Why does this small region of our brain have such an impact on our behavioral responses?
Navigating our personal and professional lives with resiliency involves being able to respond constructively even in emotionally impacted situations.
The Amygdala serves an important and necessary function, to keep us safe in threatening situations. Unfortunately, when we have experienced past trauma or chronic adversity our brain starts to generalize. Situations that are not in reality a threat can begin to produce strong emotions and trigger survival responses. This happens so quickly that we are usually not even consciously aware of it. Remember, it is not just the situation that triggers the response but the strong emotion.
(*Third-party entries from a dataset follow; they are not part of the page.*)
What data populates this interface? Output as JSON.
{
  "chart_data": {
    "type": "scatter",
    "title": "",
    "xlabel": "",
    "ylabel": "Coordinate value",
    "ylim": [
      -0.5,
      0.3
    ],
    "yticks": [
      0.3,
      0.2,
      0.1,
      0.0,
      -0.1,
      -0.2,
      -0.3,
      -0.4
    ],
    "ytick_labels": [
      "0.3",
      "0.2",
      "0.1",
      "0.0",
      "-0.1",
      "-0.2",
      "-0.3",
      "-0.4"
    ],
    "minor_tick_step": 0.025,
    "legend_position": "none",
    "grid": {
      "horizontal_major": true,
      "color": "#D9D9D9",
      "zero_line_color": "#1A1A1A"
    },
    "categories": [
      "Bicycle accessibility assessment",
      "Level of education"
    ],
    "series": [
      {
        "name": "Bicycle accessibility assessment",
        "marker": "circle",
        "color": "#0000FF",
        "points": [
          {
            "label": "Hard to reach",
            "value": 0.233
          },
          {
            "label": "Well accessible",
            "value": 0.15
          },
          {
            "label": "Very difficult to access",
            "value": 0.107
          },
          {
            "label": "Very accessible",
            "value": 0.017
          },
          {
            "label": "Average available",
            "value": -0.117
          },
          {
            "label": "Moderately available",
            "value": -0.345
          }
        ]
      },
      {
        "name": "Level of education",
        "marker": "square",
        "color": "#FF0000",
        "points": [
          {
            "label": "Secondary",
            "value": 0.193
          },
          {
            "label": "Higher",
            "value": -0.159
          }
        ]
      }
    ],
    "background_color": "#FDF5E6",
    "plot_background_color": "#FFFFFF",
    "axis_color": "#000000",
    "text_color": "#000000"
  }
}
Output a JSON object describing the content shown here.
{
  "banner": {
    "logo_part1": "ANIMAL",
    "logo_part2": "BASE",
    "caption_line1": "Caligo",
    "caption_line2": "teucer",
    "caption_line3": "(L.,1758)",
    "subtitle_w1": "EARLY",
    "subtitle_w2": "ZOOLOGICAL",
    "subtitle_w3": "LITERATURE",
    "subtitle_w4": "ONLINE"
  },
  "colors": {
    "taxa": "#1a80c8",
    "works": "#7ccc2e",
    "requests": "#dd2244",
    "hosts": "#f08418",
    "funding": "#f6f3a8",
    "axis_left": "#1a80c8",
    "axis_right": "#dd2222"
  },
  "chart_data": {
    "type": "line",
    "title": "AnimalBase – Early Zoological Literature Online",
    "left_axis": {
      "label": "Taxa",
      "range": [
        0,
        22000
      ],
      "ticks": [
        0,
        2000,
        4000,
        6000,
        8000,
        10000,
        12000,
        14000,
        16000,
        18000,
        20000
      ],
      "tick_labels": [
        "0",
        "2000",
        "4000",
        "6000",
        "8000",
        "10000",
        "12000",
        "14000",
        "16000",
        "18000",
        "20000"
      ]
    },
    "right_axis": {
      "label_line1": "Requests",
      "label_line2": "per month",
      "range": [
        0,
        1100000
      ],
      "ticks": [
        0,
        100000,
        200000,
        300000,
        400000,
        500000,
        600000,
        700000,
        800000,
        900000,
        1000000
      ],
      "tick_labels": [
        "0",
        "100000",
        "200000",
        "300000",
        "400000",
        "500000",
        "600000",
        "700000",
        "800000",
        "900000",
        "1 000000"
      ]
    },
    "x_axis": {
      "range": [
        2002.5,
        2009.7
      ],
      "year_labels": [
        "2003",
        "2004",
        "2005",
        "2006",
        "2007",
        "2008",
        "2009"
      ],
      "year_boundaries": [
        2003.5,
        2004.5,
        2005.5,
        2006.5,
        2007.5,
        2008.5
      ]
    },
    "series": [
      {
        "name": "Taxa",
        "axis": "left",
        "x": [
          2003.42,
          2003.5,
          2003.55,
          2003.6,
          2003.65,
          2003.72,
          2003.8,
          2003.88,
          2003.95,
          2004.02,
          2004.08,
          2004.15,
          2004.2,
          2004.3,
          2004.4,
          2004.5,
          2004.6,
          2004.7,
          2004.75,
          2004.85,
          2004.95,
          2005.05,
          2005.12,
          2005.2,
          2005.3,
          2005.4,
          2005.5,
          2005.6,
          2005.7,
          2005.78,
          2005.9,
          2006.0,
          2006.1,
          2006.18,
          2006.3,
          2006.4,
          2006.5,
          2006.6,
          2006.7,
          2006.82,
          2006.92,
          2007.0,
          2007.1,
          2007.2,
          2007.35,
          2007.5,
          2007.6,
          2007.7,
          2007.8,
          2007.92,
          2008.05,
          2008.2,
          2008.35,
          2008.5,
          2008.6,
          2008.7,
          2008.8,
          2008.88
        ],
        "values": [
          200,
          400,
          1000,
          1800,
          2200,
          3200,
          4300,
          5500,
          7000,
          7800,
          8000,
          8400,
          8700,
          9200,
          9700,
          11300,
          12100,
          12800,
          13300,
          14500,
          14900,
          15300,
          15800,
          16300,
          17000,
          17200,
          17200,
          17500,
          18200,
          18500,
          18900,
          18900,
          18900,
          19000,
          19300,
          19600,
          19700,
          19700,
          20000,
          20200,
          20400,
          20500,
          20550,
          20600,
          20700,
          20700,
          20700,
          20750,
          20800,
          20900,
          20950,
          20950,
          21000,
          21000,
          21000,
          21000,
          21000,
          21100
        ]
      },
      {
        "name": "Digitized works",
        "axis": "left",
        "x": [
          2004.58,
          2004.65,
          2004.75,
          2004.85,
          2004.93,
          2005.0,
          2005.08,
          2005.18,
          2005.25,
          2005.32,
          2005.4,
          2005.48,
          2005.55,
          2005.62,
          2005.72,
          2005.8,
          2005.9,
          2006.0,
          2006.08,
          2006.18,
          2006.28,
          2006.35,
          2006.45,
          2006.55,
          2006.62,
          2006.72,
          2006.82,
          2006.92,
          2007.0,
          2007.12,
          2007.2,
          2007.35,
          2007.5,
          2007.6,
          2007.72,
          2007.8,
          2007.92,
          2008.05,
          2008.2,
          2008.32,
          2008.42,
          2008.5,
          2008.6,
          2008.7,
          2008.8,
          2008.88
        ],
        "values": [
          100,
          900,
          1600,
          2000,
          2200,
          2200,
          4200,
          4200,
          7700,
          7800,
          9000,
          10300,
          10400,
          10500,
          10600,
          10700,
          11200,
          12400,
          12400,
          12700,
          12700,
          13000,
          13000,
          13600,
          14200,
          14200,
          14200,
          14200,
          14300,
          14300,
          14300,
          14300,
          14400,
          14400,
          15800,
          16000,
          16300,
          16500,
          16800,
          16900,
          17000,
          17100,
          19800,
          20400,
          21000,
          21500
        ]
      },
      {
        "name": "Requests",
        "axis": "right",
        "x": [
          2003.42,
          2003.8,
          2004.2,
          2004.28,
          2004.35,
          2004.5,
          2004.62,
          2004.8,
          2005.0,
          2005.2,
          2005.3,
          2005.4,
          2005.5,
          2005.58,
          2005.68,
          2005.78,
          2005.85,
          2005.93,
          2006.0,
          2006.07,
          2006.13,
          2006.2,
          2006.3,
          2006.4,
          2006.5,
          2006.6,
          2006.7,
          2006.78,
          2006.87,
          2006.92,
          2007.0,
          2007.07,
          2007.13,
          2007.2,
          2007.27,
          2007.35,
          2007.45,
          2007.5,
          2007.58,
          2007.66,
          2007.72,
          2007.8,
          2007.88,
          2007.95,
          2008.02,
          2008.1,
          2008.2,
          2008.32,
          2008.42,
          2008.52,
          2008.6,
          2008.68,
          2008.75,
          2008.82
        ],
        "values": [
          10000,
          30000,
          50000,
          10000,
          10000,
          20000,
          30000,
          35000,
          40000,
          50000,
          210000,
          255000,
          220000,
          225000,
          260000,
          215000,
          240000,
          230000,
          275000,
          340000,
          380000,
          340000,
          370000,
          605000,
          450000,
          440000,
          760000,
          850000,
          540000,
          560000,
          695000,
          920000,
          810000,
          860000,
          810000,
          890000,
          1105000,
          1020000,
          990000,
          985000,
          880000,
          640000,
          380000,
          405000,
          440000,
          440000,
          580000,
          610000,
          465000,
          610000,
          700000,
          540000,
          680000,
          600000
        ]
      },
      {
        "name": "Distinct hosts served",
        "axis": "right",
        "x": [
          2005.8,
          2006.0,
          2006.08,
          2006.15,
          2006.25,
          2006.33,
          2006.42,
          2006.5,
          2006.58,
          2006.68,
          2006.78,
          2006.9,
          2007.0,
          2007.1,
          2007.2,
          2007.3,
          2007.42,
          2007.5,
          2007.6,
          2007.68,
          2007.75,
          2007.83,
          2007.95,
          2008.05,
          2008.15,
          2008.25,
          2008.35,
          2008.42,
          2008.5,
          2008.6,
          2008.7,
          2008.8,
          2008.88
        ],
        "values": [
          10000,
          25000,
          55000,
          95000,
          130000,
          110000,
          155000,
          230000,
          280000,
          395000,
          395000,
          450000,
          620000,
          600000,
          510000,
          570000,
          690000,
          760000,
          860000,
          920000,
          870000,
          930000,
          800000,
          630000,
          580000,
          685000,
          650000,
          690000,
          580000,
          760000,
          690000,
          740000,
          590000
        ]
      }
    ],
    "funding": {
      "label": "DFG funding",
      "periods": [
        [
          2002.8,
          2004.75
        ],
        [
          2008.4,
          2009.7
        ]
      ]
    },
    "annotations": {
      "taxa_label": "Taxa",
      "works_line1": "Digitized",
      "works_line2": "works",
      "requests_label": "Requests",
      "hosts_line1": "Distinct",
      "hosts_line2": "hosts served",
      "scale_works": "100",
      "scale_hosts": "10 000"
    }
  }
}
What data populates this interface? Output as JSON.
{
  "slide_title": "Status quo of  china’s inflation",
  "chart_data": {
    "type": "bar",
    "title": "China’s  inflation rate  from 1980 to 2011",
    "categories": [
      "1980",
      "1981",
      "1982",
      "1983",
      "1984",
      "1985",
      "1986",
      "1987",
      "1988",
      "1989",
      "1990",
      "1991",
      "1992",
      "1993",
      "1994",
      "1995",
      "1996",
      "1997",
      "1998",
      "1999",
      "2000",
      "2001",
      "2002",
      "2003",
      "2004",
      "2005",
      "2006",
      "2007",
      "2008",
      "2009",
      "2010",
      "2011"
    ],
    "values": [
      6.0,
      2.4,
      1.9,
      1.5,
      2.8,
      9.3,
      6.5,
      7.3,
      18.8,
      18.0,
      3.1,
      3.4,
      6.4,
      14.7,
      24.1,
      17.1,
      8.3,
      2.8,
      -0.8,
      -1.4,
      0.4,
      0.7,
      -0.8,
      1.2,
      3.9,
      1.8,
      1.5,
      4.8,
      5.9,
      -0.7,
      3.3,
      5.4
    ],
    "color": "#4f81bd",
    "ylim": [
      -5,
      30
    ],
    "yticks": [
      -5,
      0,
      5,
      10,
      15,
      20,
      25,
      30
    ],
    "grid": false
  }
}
The following are examples of how emotions can be associated with threats:
- Anger: a threat to a goal or sense of justice
- Fear: a threat of harm
- Shame: a threat to our identity and self-worth
- Jealousy: a threat to the ego or sense of identity
- Anxiety: a threat to our sense of competency or control
- Grief: a threat of loss of a relationship or something viewed as essential
When an emotion is interpreted as a threat the Amygdala sends flight, fight or freeze messages following already formed neuronal pathways. The neocortex (where reasoning resides) may not be involved at all, at least not until after the Amygdala has responded. Therefore, changing our response cannot involve the neocortex alone. First, we need to learn to recognize the strong emotions associated with our triggers. What are some of your emotional triggers?